With the economy expected to grow faster than many other capital cities, Queensland’s property market is on a solid growth path.
Like the rest of Australia, the Queensland economy appears to have turned the corner with the latest data from the Australian Bureau of Statistics revealing it grew by 1.3% in the December quarter.
The future looks rosy too with many economists counting on the strong demand for resources from China and big spending from the state government to continue to underpin growth for the sunshine state.
“Continued government and business spending is a big plus for the Queensland market over NSW,” says Paul Braddick, head of property and financial systems analysis at ANZ. “From the macro viewpoint, now that China is growing strongly and commodity prices are starting to move, there will be enormous potential for some very big mining and resource related projects over the next five years.”
Braddick notes that 12 months ago Queensland and Western Australia were viewed as the two states that would be laggard throughout 2010 and perhaps beyond as the commodity bust hit. All of a sudden, he says, the commodity boom mentality has returned. “The change in sentiment has been remarkable and it’s boom time again,” he says. “You cannot ignore the remarkable strength of the Australian economy relative to many countries around the world, but a lot of that is due to what we’re seeing in China at the moment. The Queensland story is pretty positive largely because of that.”
The South East Queensland Regional Plan and the Queensland government’s $18bn commitment to infrastructure projects, including roads and other transport projects, are pointing towards big rewards for investors willing to ride out short-term underperformance.
The upbeat sentiment in Queensland is beginning to translate to stronger property market performance. Over the three months ending January 2010, median house prices climbed by 3.51% to $475,000, recording the fastest growth of all capital cities bar Melbourne according to data from Residex.
Fundamental strengths and challenges
One of Brisbane’s advantages over its rivals is the ongoing strong population growth. During the year to June 2008, Brisbane’s population grew by 43,400. While the data for 2009 wasn’t available at the time of writing, the current figures show Brisbane has averaged just over 40,000 annual population growth since 2004.
In 2009, Brisbane recorded 12,397 total dwelling approvals – falling well short of the 15,400 recorded in 2008.
“Given the surge in Queensland’s population in 2009, Brisbane’s population growth should also have risen,” the Westpac report states. “Allowing 2.6 persons per dwelling, dwelling approvals of 12,937 in 2009 would house population growth of 33,640. Even before the consideration of demolitions and nonstarts, the market is woefully undersupplying.”
Brisbane would need annual approvals of between 16,000 and 18,000 to house population growth of 40,000 to 44,000 according to Westpac.
Westpac also noted that vacancy rates almost doubled in the six months to September 2009 as a result of the large number of renters moving into home ownership as a result of the government boost.
“While we believe Brisbane is undersupplying with new stock, part of the increase could be due to the first homebuyers vacating the rental market.
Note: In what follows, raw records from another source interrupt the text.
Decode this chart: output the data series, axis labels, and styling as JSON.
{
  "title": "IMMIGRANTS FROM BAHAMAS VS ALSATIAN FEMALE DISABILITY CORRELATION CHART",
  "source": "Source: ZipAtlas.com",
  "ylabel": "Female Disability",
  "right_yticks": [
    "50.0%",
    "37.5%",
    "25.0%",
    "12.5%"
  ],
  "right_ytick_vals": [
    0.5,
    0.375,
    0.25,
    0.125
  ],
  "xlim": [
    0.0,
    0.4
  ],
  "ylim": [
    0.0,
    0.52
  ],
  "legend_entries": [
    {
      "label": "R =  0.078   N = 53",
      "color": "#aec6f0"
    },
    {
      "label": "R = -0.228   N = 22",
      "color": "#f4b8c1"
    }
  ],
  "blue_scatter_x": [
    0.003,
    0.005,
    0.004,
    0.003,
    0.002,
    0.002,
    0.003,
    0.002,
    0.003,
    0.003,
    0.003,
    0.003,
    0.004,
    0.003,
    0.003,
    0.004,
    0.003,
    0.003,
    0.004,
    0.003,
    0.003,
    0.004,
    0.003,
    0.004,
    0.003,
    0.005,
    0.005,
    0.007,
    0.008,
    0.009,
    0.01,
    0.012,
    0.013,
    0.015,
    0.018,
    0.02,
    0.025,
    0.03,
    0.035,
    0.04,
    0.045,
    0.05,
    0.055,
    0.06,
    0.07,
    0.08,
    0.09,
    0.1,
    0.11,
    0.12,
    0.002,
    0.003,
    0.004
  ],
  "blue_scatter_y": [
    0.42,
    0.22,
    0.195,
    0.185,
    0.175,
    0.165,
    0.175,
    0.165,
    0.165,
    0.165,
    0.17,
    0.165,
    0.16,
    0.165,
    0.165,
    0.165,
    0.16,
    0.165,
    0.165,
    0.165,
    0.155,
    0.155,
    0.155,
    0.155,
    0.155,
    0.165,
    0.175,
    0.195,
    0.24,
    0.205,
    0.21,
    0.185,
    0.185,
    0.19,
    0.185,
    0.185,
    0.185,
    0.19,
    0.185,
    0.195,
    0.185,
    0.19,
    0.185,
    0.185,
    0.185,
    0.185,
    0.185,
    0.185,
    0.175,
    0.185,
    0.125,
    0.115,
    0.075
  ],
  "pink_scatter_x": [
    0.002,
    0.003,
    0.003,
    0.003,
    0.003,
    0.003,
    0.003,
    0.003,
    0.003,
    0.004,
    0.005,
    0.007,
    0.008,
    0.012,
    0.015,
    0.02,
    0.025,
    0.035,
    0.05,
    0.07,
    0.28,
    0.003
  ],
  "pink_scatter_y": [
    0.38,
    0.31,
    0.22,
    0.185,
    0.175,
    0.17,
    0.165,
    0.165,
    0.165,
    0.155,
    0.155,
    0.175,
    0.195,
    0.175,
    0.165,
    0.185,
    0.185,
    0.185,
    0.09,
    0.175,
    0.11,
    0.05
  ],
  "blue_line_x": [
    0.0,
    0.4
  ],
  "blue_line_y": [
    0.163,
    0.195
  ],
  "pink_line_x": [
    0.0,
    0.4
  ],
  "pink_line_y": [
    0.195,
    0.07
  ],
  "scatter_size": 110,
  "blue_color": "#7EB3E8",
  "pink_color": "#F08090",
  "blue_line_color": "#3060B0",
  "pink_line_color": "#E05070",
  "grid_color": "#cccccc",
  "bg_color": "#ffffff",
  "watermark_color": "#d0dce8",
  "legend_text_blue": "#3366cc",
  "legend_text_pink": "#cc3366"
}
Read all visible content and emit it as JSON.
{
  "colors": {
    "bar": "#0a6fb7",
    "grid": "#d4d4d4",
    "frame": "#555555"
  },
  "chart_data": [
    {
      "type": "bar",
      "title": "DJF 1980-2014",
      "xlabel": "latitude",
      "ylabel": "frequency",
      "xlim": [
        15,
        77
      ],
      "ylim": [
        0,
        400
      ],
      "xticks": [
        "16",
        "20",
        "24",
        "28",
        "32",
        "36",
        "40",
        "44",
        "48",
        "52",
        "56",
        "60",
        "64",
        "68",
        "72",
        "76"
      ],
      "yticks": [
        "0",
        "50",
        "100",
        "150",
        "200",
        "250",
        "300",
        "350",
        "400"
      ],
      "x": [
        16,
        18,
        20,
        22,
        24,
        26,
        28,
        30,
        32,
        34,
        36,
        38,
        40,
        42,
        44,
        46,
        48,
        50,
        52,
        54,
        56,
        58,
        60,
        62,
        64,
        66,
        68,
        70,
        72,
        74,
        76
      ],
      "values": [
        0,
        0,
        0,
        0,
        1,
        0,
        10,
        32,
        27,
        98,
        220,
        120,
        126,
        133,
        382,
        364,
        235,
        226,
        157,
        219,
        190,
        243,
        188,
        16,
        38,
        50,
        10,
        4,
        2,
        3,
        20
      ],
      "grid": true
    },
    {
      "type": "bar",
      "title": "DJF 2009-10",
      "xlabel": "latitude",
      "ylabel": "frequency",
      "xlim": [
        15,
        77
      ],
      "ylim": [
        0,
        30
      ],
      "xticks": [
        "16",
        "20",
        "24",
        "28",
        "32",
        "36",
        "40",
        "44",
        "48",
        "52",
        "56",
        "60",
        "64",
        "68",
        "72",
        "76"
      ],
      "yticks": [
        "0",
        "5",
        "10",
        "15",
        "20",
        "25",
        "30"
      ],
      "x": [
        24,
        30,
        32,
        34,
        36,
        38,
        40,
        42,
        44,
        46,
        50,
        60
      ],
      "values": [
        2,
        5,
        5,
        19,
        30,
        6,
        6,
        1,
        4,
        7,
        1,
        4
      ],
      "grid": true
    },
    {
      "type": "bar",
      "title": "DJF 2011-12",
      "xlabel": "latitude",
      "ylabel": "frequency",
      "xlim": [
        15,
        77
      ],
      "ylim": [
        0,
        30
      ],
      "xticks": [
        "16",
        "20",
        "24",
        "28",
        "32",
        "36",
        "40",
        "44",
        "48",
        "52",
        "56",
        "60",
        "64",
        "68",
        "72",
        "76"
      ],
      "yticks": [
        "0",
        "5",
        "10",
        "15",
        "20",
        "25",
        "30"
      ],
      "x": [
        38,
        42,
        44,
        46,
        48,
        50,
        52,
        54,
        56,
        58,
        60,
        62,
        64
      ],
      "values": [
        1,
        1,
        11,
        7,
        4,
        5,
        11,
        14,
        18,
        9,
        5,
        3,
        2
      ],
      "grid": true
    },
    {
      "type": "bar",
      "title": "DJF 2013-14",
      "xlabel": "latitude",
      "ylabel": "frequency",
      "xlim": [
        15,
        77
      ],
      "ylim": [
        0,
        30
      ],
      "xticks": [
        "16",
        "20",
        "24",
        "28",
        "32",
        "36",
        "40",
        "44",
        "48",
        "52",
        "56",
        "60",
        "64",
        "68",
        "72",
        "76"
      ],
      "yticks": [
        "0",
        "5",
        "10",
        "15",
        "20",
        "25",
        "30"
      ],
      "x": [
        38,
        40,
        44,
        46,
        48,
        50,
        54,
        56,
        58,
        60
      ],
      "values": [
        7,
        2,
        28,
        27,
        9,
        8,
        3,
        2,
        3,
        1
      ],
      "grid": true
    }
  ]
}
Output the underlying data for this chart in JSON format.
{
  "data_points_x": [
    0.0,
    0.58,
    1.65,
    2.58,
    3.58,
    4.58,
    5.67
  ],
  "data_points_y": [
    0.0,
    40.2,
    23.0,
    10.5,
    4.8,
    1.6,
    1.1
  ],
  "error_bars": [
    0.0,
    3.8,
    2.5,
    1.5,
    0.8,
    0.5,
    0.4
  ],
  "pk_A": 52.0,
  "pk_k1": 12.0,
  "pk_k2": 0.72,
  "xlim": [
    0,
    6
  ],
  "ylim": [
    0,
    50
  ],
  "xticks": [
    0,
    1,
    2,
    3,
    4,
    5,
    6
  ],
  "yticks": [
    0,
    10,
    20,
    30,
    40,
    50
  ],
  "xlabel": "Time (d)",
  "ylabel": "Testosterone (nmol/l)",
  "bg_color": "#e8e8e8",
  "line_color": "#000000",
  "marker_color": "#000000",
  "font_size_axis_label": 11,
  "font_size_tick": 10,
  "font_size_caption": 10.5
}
However, the extent of the rise from 1.7% to 3.3% by Q3 2009 appears excessive.
“We forecast vacancy to fall into 2010, particularly as the first homebuyer exodus has ended and new supply remains slow. Rising mortgage rates and the lack of first homebuyer boost should drive rents higher in 2010. However, if the 3.3% vacancy is correct, the extent of the increase in the first half of the year could be muted,” the Westpac report says. Looking ahead, Westpac says the lack of supply, improving confidence and only average level mortgage rates could sustain growth of around 5% in 2010 as rising jobs lift income levels and debt levels rise further.
According to the latest data from the Australian Bureau of Statistics, the number of dwellings financed by first homebuyers across Queensland has dropped 21% in the second half of 2009 compared to the first half of the year.
The withdrawal of the boost and the state government’s decision to reduce the grant eligibility to $750,000 from $1m from mid-2010 is expected to see a continuing decline in the number of first homebuyers through 2010.
“The number of first-time buyers in the market continues to drop following the removal of the government boost and the end of historically low interest rates,” says REIQ managing director Dan Molloy. “However, upgraders and investors are now returning to the market in larger numbers and this change in buyer demographic has resulted in stronger prices in the mid-range areas usually targeted by second- and third-home buyers.”
Queensland’s population continues to boom and in the south-east there remains a drastic undersupply of housing and issues with infrastructure,” adds Molloy. Braddick agrees that Brisbane is still notching up the largest population growth, and confirms that the undersupply issue will only get worse. “With building approvals having cooled, the migrant inflow still occurring, and the mini baby boom boosting underlying demand, demand is only going to get tighter. That’s the whole story going forward – it’s very positive for investors but not so good for renters or first homebuyers that are still yet to get into the market.”